Knuth-Morris-Pratt Algorithm

In this Haskell cicada we will read the recently published Functional Pearl Knuth-Morris-Pratt illustrated. We will use the same strategy we used in understanding the cycle finding function, namely slowly deconstructing the functions and playing with them in the ghci repl (we use the Haskell setup described here).

The first function we dissect is scanl used in the paper in what looks like a convoluted way to get all possible suffixes of a string.

Let’s first remind ourselves how foldl works:

myfoldl :: (a -> b -> a) -> a -> [b] -> a
myfoldl _ z [] = z
myfoldl f z (x:xs) = myfoldl f (f z x) xs

The scanl variant of foldl keeps all the intermediate results around.

wrap :: (a -> b -> a) -> [a] -> b -> [a]
wrap f (y:ys) x = (f y x):(y:ys)
wrap _ [] _ = [] 

myscanl :: (a -> b -> a) -> a -> [b] -> [a]
myscanl f z xs = reverse (myfoldl (wrap f) [z] xs)

Note: A good way to understand the functions and their uses is to re-implement them and play with them in the repl.

Horizontally naive

How does the paper use scanl? The folding function is called step and has this definition:

step :: String -> Char -> String
step [] _ = []
step (_:ys) _ = ys

Using it like so, gets us all the suffixes of a string:

myscanl step "abcdefg" "abcdefg"

with result:

["abcdefg","bcdefg","cdefg","defg","efg","fg","g",""]

The second "abcdefg" is bound to the [b] argument in scanl. It determines how often we fold. We’re munching through "abcdefg", each time dropping one more character from the front of the last suffix we computed, but also collecting all these intermediary suffixes.

If any of these suffixes are a prefix of the pattern, then we found the pattern in the text.
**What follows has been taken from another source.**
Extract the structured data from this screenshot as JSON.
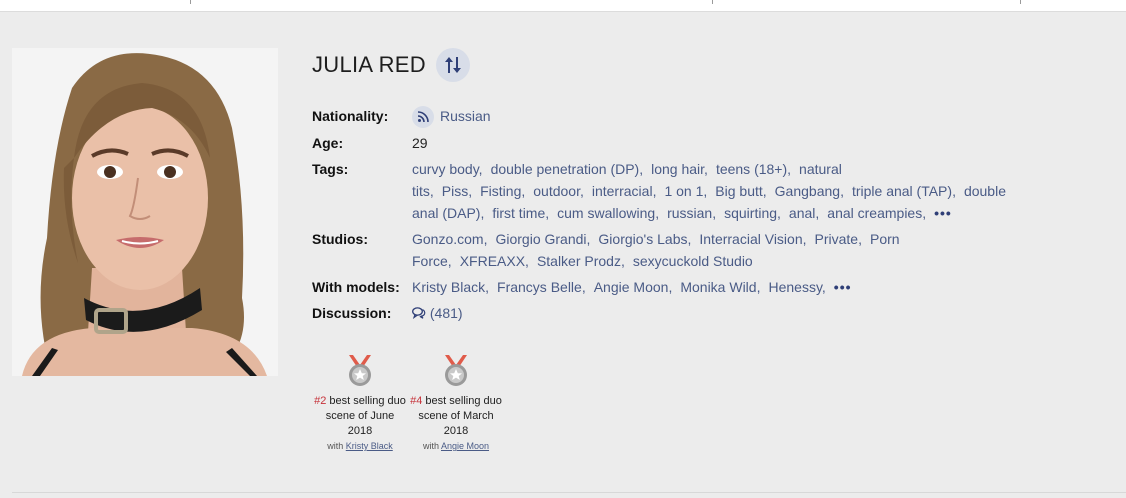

So far so good. This is called Horizontally naive in the paper: we slide the pattern over the whole text, one position at a time, hence the suffixes. If $n$ is the length of the text and $m$ the length of the pattern, then this approach has runtime $O(nm)$.

What is nice in this paper: for the next algorithms that follow, any and scanl remain the same. We will use different init, step and done.

Vertically naive

Let’s continue to the next section in the paper: the naive vertical approach. The idea here is that we maintain a set of pattern suffixes that are still in play as we traverse the text, one character at a time. At each stop, we filter out pattern suffixes that have first-character mismatch with the current text position. The remaining suffixes get shortened by one character. In addition to that, we also re-insert the full pattern into the pattern suffix set (a new chance for a new beginning). If at any moment we get to an empty suffix, it means we matched and the pattern is in the text.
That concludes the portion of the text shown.